Thanks for the information. For the record, I am running Ubuntu 22.04.3 (as stated at the beginning) on several computers, and the sharing is on by default. File /etc/cups/cupsd.conf has no DefaultShared option, so I guess that must be CUPS' default.

I do not print much, but CUPS has always been a pain. I am not alone, many people have talked and written about it for years. The interaction in this bug report has confirmed my expectations. But I am sure you are aware of all this, I cannot image otherwise.

While I really hope that CUPS 3 improves things, I wouldn't really count on it, especially in the short or even midterm. If this were my project, I would attempt to improve the situation now, with the current 2.x series.

I will give you a simple example: The main problem I am reporting here has been known under #760 for over 2 years, and still there is no warning or hint about it in the documentation, including section "Setting Up Printer Queues" in https://openprinting.github.io/cups/ . That means you are needlessly letting users fall again and again in the same "trap". In my personal notes, I have written a reminder to check that the installed printer has the right "Make and Model", to avoid that pitfall.

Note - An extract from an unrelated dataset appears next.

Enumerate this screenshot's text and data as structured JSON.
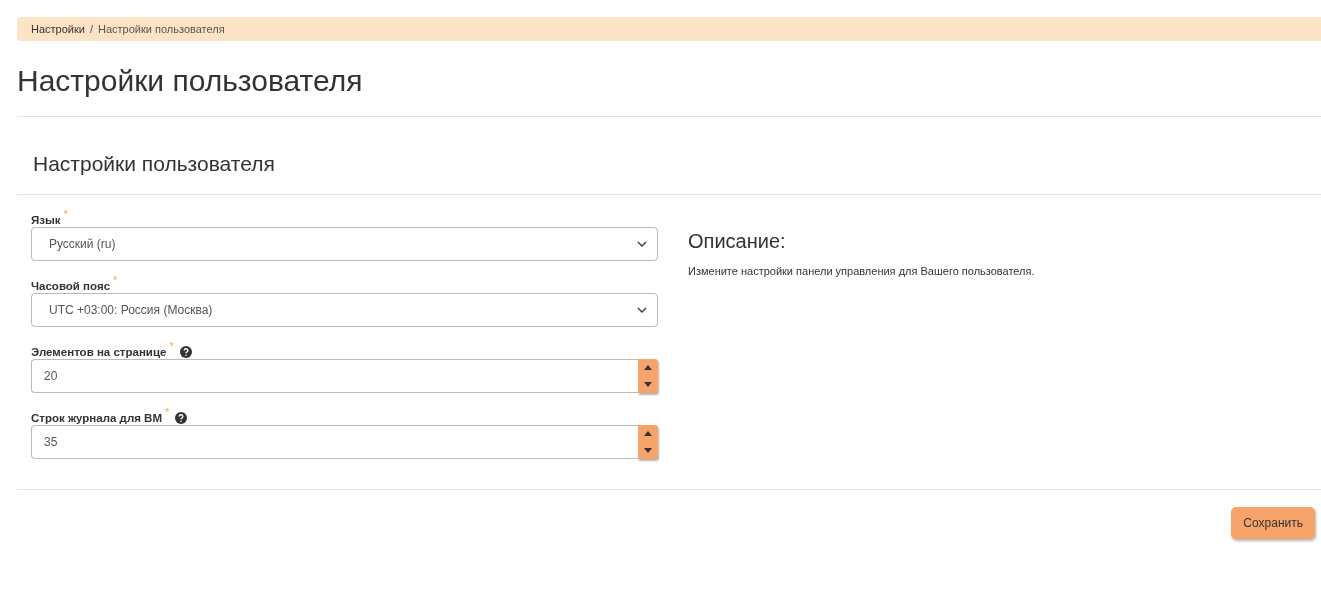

I have invested quite a few hours learning how to overcome all the little difficulties, and I hope you understand that I don't really want to spend any more time in this matter. I hope that you do manage to significantly improve CUPS quickly and prove my pessimistic prediction wrong.

debiantriage commented 1 year ago

@michaelrsweet I tend to think of cupsctl DefaultShared=yes (the default on Debian and Ubuntu) as giving individual printers the potential to be advertised on the network. The actual publicising (not the default on Debian and Ubuntu) is done by cupsctl --share-printers.

debiantriage commented 1 year ago

If this were my project, I would attempt to improve the situation now, with the current 2.x series.

Your success would surely partly depend on users not being averse or disinclined to respond to queries to clarify matters or improve the knowledge base.